Division of Nephrology, Marmara University Hospital, Altunizade, Istanbul, Turkey Email: serhantuglular{at}yahoo.com
Sir,
Garthwaite et al. report a rare case of squamous cell carcinoma of the bronchus associated with AA (secondary) amyloidosis. In our series of 287 cases with secondary amyloidosis [1], we did not have a single case of documented malignancy. The aetiologic distribution of the 14 cases classified as miscellaneous corresponding to 4% of the whole series was: Behçet's disease (4), Castleman disease (3), Still's disease (1) and valvular heart disease (1).

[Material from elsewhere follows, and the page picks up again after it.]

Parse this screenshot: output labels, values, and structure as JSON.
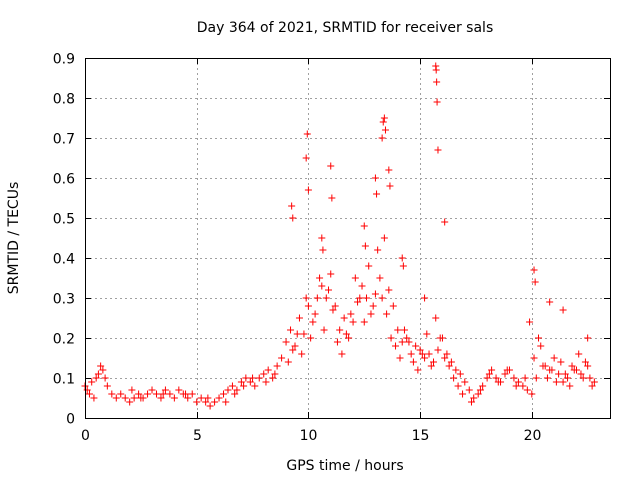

All the cases reported in this article, including the 7% with unknown aetiology, are currently on follow-up and without documented underlying malignancy.
Furthermore, as emphasized in our report, these cases are all from nephrology clinics, which may be a bias in the aetiologic distribution.
It is tempting to speculate that since 30% of patients with non-small cell lung cancer have concurrent long-standing chronic obstructive airway disease [2] with possible presence of bronchiectasias, the association may be with this underlying chronic inflammatory situation rather than the bronchogenic cancer itself. However, the previously reported association of secondary amyloidosis with other malignancies suggests that this may also be the case with lung cancer.
As is true for all rare disease associations, it is only through meticulous communications that we can gather this information which may finally enable us to conclude if this is really an association or merely a coincidence.